Now I manage a super dope restaurant. Im not making that $50/hour I hit in my mid twenties but I make a good living. My job really is amazing, most days consist of me trying a dozen or so wines with the sales reps, leading a wine class for the servers, trying new menu items, making a couple phone calls, writing a couple emails and basically just kicking it with my staff and guests.
Then I lock the doors, pour myself a couple beers, knock out the spreadsheet and call it a day.

The only thing that I struggle with is the “hurry up and wait” mentality that infects the minds of all restaurant industry workers, it’s a kind of anxious boredom.

Covid is gonna fuck everything up though and depending on how restaurants look in the future I might have to say goodbye to this crazy industry.
 

Susurrus

Member
In 2003 after graduating High School (get off my lawn), wanted to work with computers for a living, but the school I looked at, ITT Instituted was way too expensive (and as I learned later, a scam, dodged that bullet). Friend was joining Air Force so I decided to go see what they had, and the recruiter agreed to hook me up with a job working in the IT field w/ servers, etc. After fucking around for a little while working at a gas station, finally shipped out in early 2004, learned my trade like I was promised and worked in it, primarily working with Windows and Unix servers and clients, then moving and working with deployable servers. Cut to 2009, Air Force changes their comm career fields up a bit, and as a result I shift to Cyber Security, and start working it after moving again in 2010 starting with Information Assurance. Move again, work personnel security for a couple years. Move again, work Information Assurance again for 6 years, move again and keep doing it at a new location. I'm still in, but I plan to retire from the Air Force in 4 years.

For some reason, I actually enjoy the torture of it, and the money is good in it for the civilian sector, so I plan to keep working in the Cyber Security realm, working with policies, RMF (and evolutions of it, shit is always changing), and the like. Got my Bachelors (and working on Masters) in it, as well as my CISSP and will probably shoot for some other certs once I'm done w/ the Masters, so I feel like I'm pretty set up to succeed at least.
 

Celcius

°Temp. member
My dad was a software developer so I gave it a try in high school and liked it. Plus sometimes he would take me to his job and as a kid I thought his office was really cool. Plus I liked having the possibility of using software to make video games or many other possible uses.
 

highrider

Banned
Let’s see, I was artistic, but very physical and athletic. I had a lot of trouble sitting still. Not hyperactive, just maybe higher physical energy than your average person. Utter failure in school, I barely passed my classes. It was tough because my father was an attorney and my mom was a clinical psychologist, my siblings were academic superstars so I was kind of the middle child who was a talented artist and good at sports, but that was about it.

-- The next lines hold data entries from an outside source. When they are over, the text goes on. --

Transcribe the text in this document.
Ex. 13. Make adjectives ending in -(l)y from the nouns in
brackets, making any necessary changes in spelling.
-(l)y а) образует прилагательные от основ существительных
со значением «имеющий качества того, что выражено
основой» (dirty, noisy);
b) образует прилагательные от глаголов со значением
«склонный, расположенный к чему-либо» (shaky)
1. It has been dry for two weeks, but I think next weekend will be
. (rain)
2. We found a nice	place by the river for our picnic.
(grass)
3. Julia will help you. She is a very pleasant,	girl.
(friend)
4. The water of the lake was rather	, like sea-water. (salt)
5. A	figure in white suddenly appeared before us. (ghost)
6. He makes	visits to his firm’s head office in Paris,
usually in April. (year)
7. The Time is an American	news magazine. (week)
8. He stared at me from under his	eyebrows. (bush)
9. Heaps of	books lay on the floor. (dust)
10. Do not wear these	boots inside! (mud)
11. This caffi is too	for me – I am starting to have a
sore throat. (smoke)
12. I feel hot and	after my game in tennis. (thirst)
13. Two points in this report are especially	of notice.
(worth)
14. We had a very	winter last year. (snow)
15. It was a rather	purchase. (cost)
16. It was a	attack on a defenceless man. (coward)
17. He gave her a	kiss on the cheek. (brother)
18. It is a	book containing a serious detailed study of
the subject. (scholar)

I went in the military out of high school and spent 5 years in Germany then almost one more year deployed on Dessert Storm, I wasn’t a front line guy I actually worked in Meteorology for the field artillery so I wasn’t in much danger or anything lol, perhaps an errant scud middle was our biggest concern. When I got out I was 24 and my first job was from a friend of mine when I got back prepping cars for paint. Paid like 7 dollars per labor hour straight commission but it was a busy shop so I was making like 1200 a week which seemed like a fortune after the military and I had a natural aptitude. Being an artist I could also do graphics so it just gave me an advantage over a lot of my peers. I’ve done well, and I’ll always paint even after I retire, it’s fun. I love taking something messed up and making it tight. I have other interests, I sell art, worked as a chef, but I’m 52, a master craftsman who has skills in high demand. Feel very fortunate that I’m valuable enough to my employer to pay me now during this covid shit based on the income they’ve seen me generate.

In my family I’m like the blue collar tradesman that likes Trump and they’re all erudite liberals working in white collar professions. It’s hilarious.